Even A Bug Can Teach

 

                 When pride comes, disgrace with follow. With humility comes wisdom.

                                                                      Proverbs 11:2

 

 

The 19th century was the golden age of British conquest. The sun never set on the British Empire, and the cultured English bathed in their glory.

Having conquered and colonized vast uncivilized cultures of the world, in the spring of 1845, they set out to conquer Nature.

Sir John Franklin led the best-funded expedition in history to find the fabled Northwest Passage to the Orient. Two 350-ton vessels were equipped with steel reinforced hulls, a 1000 book library, and heated cabins.

Confident of their invincibility, they defied the arctic seas . . . and lost.  The massive ice flows slammed into their ships and wedged them fast.  For two years they waited for the ice to release its grip, but the ice refused to budge, and all of Franklin’s men perished.

 

Oddly enough, Franklin’s men met the native Inuit of the area. A decade later, Francis Hall spent time with the Inuit, who told him of their encounters with Franklin’s crew. The Inuit gave seal to the starving men, but the British sailors never asked for help in survival. Though the Inuit could travel long distances on their dog sleds, they never asked for help in sending out a rescue party.

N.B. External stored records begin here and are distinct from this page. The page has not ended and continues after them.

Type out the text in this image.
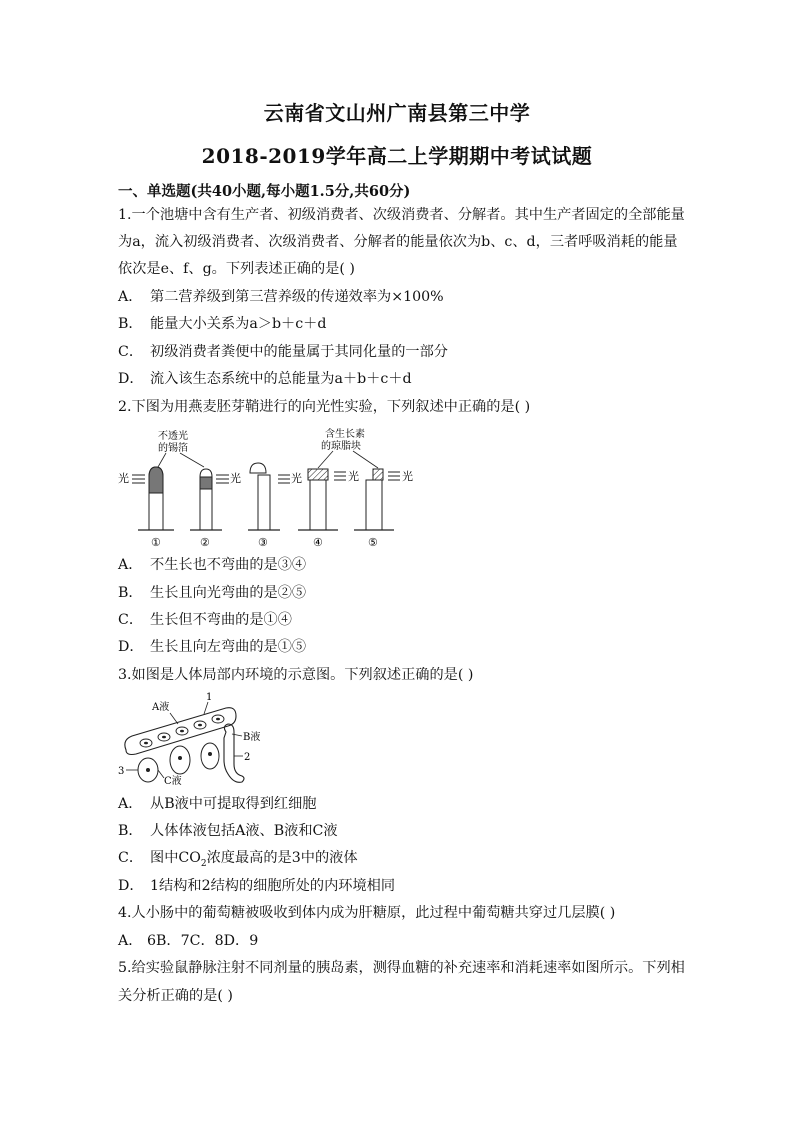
云南省文山州广南县第三中学
2018-2019学年高二上学期期中考试试题
一、单选题(共40小题,每小题1.5分,共60分)
1.一个池塘中含有生产者、初级消费者、次级消费者、分解者。其中生产者固定的全部能量
为a，流入初级消费者、次级消费者、分解者的能量依次为b、c、d，三者呼吸消耗的能量
依次是e、f、g。下列表述正确的是( )
A． 第二营养级到第三营养级的传递效率为×100%
B． 能量大小关系为a＞b＋c＋d
C． 初级消费者粪便中的能量属于其同化量的一部分
D． 流入该生态系统中的总能量为a＋b＋c＋d
2.下图为用燕麦胚芽鞘进行的向光性实验，下列叙述中正确的是( )
不透光
的锡箔
含生长素
的琼脂块
光	光	光	光	光
①	②	③	④	⑤
A． 不生长也不弯曲的是③④
B． 生长且向光弯曲的是②⑤
C． 生长但不弯曲的是①④
D． 生长且向左弯曲的是①⑤
3.如图是人体局部内环境的示意图。下列叙述正确的是( )
1
A液
B液
2
3
C液
A． 从B液中可提取得到红细胞
B． 人体体液包括A液、B液和C液
C． 图中$CO_2$浓度最高的是3中的液体
D． 1结构和2结构的细胞所处的内环境相同
4.人小肠中的葡萄糖被吸收到体内成为肝糖原，此过程中葡萄糖共穿过几层膜( )
A． 6B．7C．8D．9
5.给实验鼠静脉注射不同剂量的胰岛素，测得血糖的补充速率和消耗速率如图所示。下列相
关分析正确的是( )
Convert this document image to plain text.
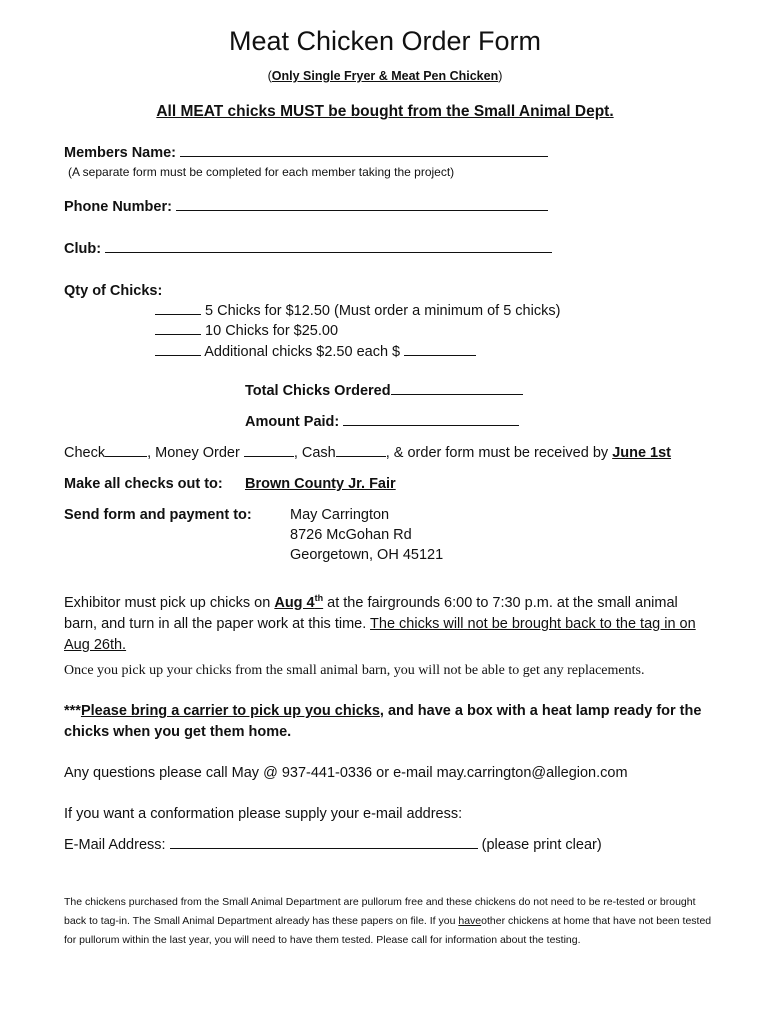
Meat Chicken Order Form
(Only Single Fryer & Meat Pen Chicken)
All MEAT chicks MUST be bought from the Small Animal Dept.
Members Name:
(A separate form must be completed for each member taking the project)
Phone Number:
Club:
Qty of Chicks:
5 Chicks for $12.50 (Must order a minimum of 5 chicks)
10 Chicks for $25.00
Additional chicks $2.50 each $
Total Chicks Ordered
Amount Paid:
Check	, Money Order	, Cash	, & order form must be received by June 1st
Make all checks out to: Brown County Jr. Fair
Send form and payment to:	May Carrington
8726 McGohan Rd
Georgetown, OH 45121
Exhibitor must pick up chicks on Aug 4th at the fairgrounds 6:00 to 7:30 p.m. at the small animal barn, and turn in all the paper work at this time. The chicks will not be brought back to the tag in on Aug 26th.
Once you pick up your chicks from the small animal barn, you will not be able to get any replacements.
***Please bring a carrier to pick up you chicks, and have a box with a heat lamp ready for the chicks when you get them home.
Any questions please call May @ 937-441-0336 or e-mail may.carrington@allegion.com
If you want a conformation please supply your e-mail address:
E-Mail Address:	(please print clear)
The chickens purchased from the Small Animal Department are pullorum free and these chickens do not need to be re-tested or brought back to tag-in. The Small Animal Department already has these papers on file. If you haveother chickens at home that have not been tested for pullorum within the last year, you will need to have them tested. Please call for information about the testing.
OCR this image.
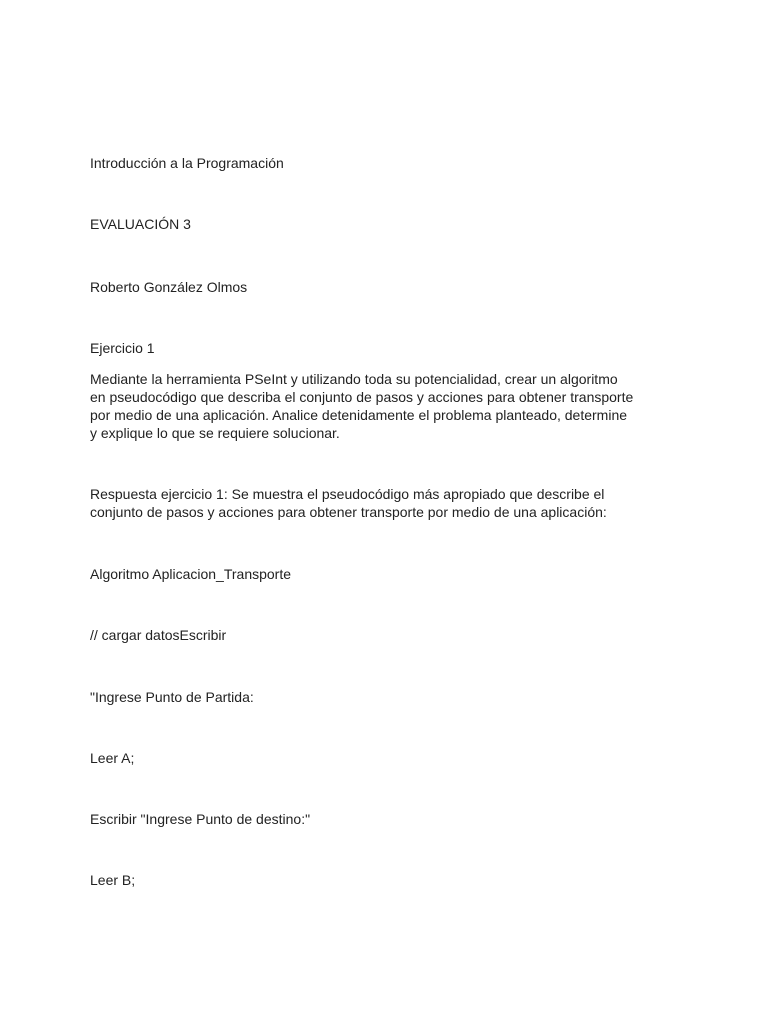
Introducción a la Programación

EVALUACIÓN 3

Roberto González Olmos

Ejercicio 1

Mediante la herramienta PSeInt y utilizando toda su potencialidad, crear un algoritmo
en pseudocódigo que describa el conjunto de pasos y acciones para obtener transporte
por medio de una aplicación. Analice detenidamente el problema planteado, determine
y explique lo que se requiere solucionar.

Respuesta ejercicio 1: Se muestra el pseudocódigo más apropiado que describe el
conjunto de pasos y acciones para obtener transporte por medio de una aplicación:

Algoritmo Aplicacion_Transporte

// cargar datosEscribir

"Ingrese Punto de Partida:

Leer A;

Escribir "Ingrese Punto de destino:"

Leer B;
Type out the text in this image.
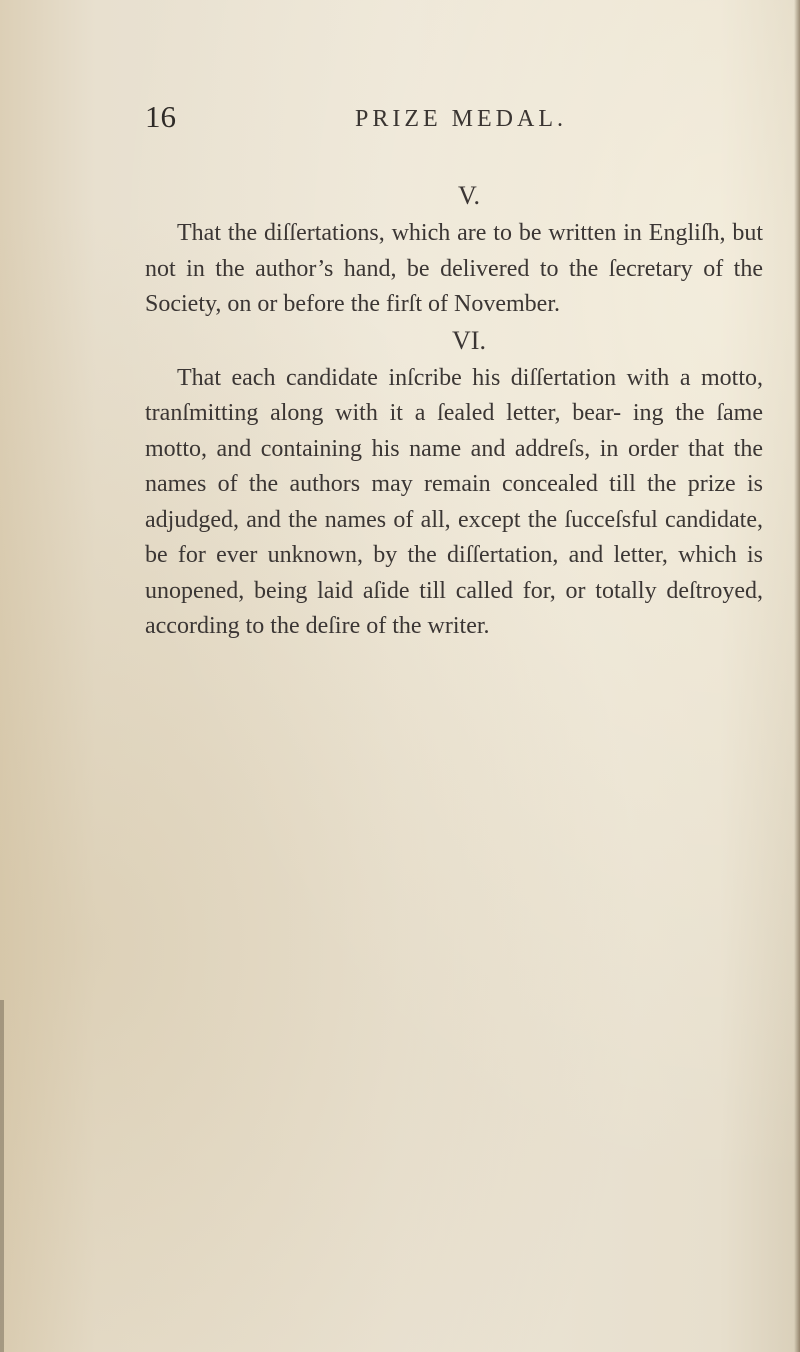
16	PRIZE MEDAL.

V.

That the diſſertations, which are to be written in Engliſh, but not in the author’s hand, be delivered to the ſecretary of the Society, on or before the firſt of November.

VI.

That each candidate inſcribe his diſſertation with a motto, tranſmitting along with it a ſealed letter, bear- ing the ſame motto, and containing his name and addreſs, in order that the names of the authors may remain concealed till the prize is adjudged, and the names of all, except the ſucceſsful candidate, be for ever unknown, by the diſſertation, and letter, which is unopened, being laid aſide till called for, or totally deſtroyed, according to the deſire of the writer.
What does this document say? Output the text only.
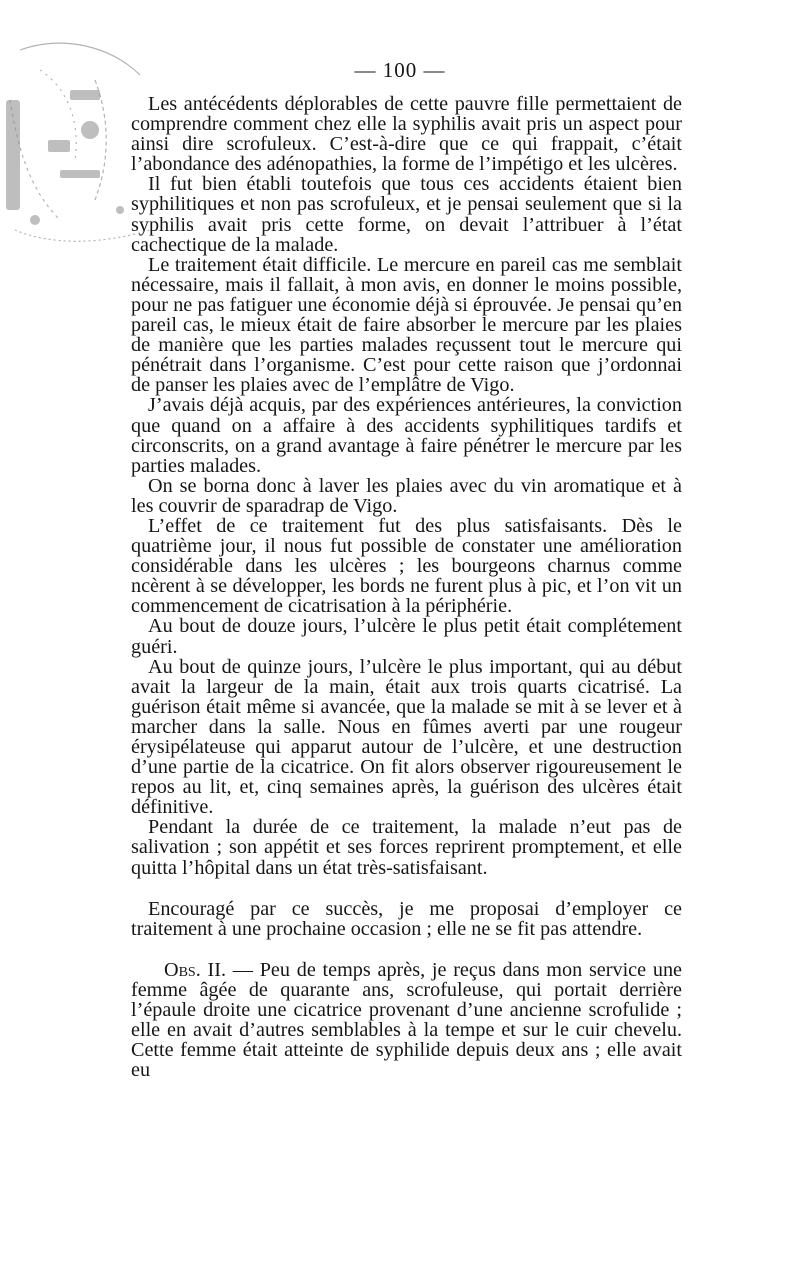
— 100 —

Les antécédents déplorables de cette pauvre fille permettaient de comprendre comment chez elle la syphilis avait pris un aspect pour ainsi dire scrofuleux. C’est-à-dire que ce qui frappait, c’était l’abondance des adénopathies, la forme de l’impétigo et les ulcères.

Il fut bien établi toutefois que tous ces accidents étaient bien syphilitiques et non pas scrofuleux, et je pensai seulement que si la syphilis avait pris cette forme, on devait l’attribuer à l’état cachectique de la malade.

Le traitement était difficile. Le mercure en pareil cas me semblait nécessaire, mais il fallait, à mon avis, en donner le moins possible, pour ne pas fatiguer une économie déjà si éprouvée. Je pensai qu’en pareil cas, le mieux était de faire absorber le mercure par les plaies de manière que les parties malades reçussent tout le mercure qui pénétrait dans l’organisme. C’est pour cette raison que j’ordonnai de panser les plaies avec de l’emplâtre de Vigo.

J’avais déjà acquis, par des expériences antérieures, la conviction que quand on a affaire à des accidents syphilitiques tardifs et circonscrits, on a grand avantage à faire pénétrer le mercure par les parties malades.

On se borna donc à laver les plaies avec du vin aromatique et à les couvrir de sparadrap de Vigo.

L’effet de ce traitement fut des plus satisfaisants. Dès le quatrième jour, il nous fut possible de constater une amélioration considérable dans les ulcères ; les bourgeons charnus comme ncèrent à se développer, les bords ne furent plus à pic, et l’on vit un commencement de cicatrisation à la périphérie.

Au bout de douze jours, l’ulcère le plus petit était complétement guéri.

Au bout de quinze jours, l’ulcère le plus important, qui au début avait la largeur de la main, était aux trois quarts cicatrisé. La guérison était même si avancée, que la malade se mit à se lever et à marcher dans la salle. Nous en fûmes averti par une rougeur érysipélateuse qui apparut autour de l’ulcère, et une destruction d’une partie de la cicatrice. On fit alors observer rigoureusement le repos au lit, et, cinq semaines après, la guérison des ulcères était définitive.

Pendant la durée de ce traitement, la malade n’eut pas de salivation ; son appétit et ses forces reprirent promptement, et elle quitta l’hôpital dans un état très-satisfaisant.

Encouragé par ce succès, je me proposai d’employer ce traitement à une prochaine occasion ; elle ne se fit pas attendre.

Obs. II. — Peu de temps après, je reçus dans mon service une femme âgée de quarante ans, scrofuleuse, qui portait derrière l’épaule droite une cicatrice provenant d’une ancienne scrofulide ; elle en avait d’autres semblables à la tempe et sur le cuir chevelu. Cette femme était atteinte de syphilide depuis deux ans ; elle avait eu
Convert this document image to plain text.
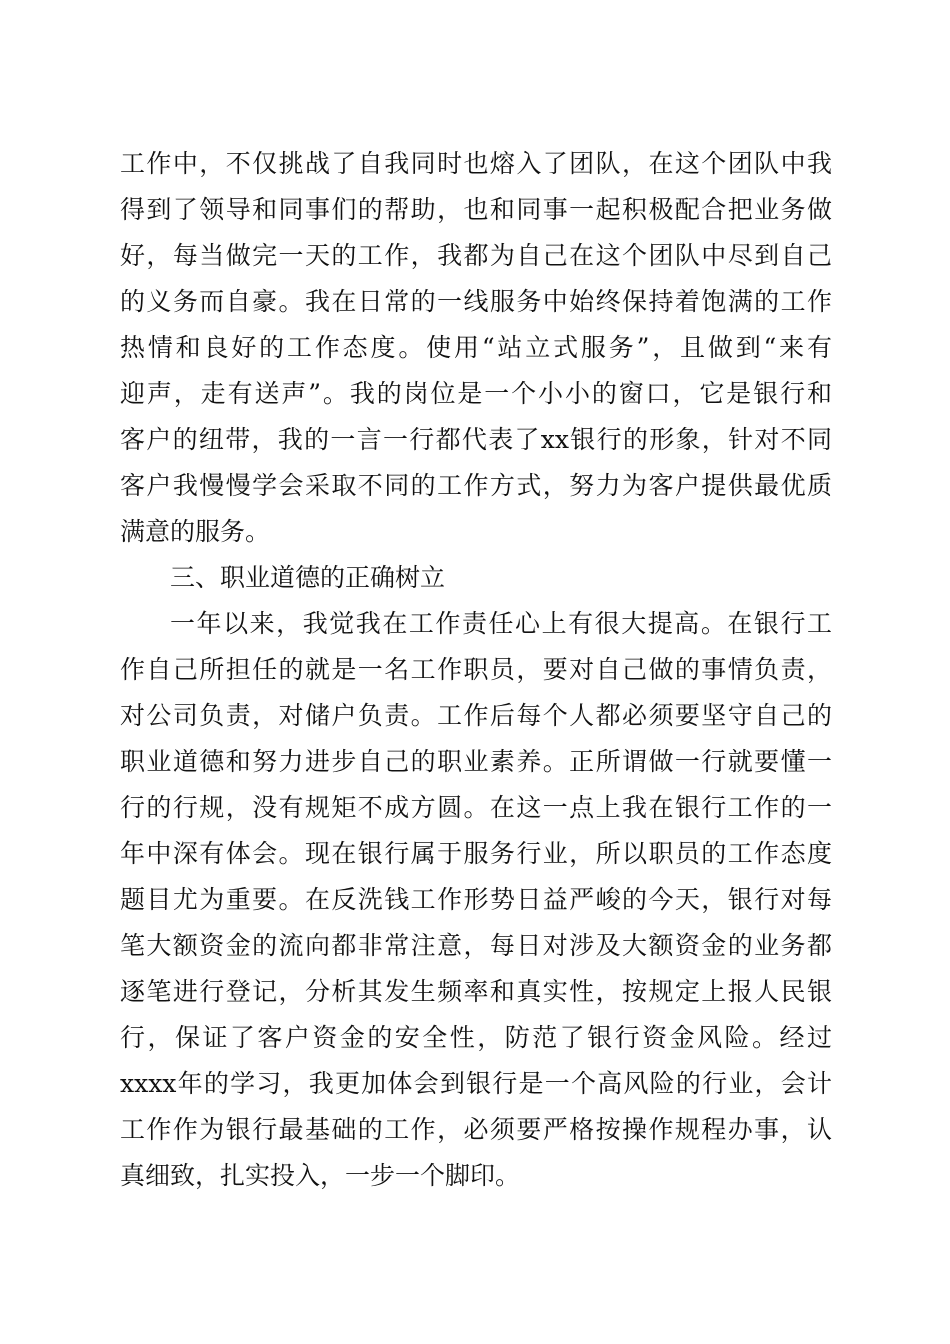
工作中，不仅挑战了自我同时也熔入了团队，在这个团队中我
得到了领导和同事们的帮助，也和同事一起积极配合把业务做
好，每当做完一天的工作，我都为自己在这个团队中尽到自己
的义务而自豪。我在日常的一线服务中始终保持着饱满的工作
热情和良好的工作态度。使用“站立式服务”，且做到“来有
迎声，走有送声”。我的岗位是一个小小的窗口，它是银行和
客户的纽带，我的一言一行都代表了xx银行的形象，针对不同
客户我慢慢学会采取不同的工作方式，努力为客户提供最优质
满意的服务。
三、职业道德的正确树立
一年以来，我觉我在工作责任心上有很大提高。在银行工
作自己所担任的就是一名工作职员，要对自己做的事情负责，
对公司负责，对储户负责。工作后每个人都必须要坚守自己的
职业道德和努力进步自己的职业素养。正所谓做一行就要懂一
行的行规，没有规矩不成方圆。在这一点上我在银行工作的一
年中深有体会。现在银行属于服务行业，所以职员的工作态度
题目尤为重要。在反洗钱工作形势日益严峻的今天，银行对每
笔大额资金的流向都非常注意，每日对涉及大额资金的业务都
逐笔进行登记，分析其发生频率和真实性，按规定上报人民银
行，保证了客户资金的安全性，防范了银行资金风险。经过
xxxx年的学习，我更加体会到银行是一个高风险的行业，会计
工作作为银行最基础的工作，必须要严格按操作规程办事，认
真细致，扎实投入，一步一个脚印。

The Victorians of this age were intent upon asserting their superiority over all other cultures. They saw the arctic natives as ignorant savages, and refused to swallow their dignity by begging them for assistance.

 

Years later, twenty-eight-year old Roald Amundsen, slipped out of the harbor at Oslo with six others in a small, second-hand fishing boat. They sailed until the arctic winter set in and found themselves in the same vicinity as Franklin’s stranded expedition.

But Amundsen sought out the Inuit. He befriended them and learned their secrets of survival in the arctic. They taught him how to hunt seals and build igloos. He was amazed to find their reindeer clothing far better than his own. He lived on their diet.

When he borrowed their sled dogs for an exploratory trip, he bogged down and had to dump half his supplies to make it back to the Inuit village. They were amused, but showed him how to reduce the friction of the sled runners.

 

When the spring ice thawed and allowed the Norwegians to continue their journey, Amundsen dismayed the crew by refusing to sail. He claimed they still hadn’t learned enough from the Inuit in how to survive in the Arctic.

Amundsen would not only sail on to discover the Northwest Passage, but would later outrace the British to plant the first flag on the South Pole.

 

God tells us in the Bible to observe the behavior of ants and learn from them. Even a bug can teach us spiritual truth, but only the humble have the ears to listen.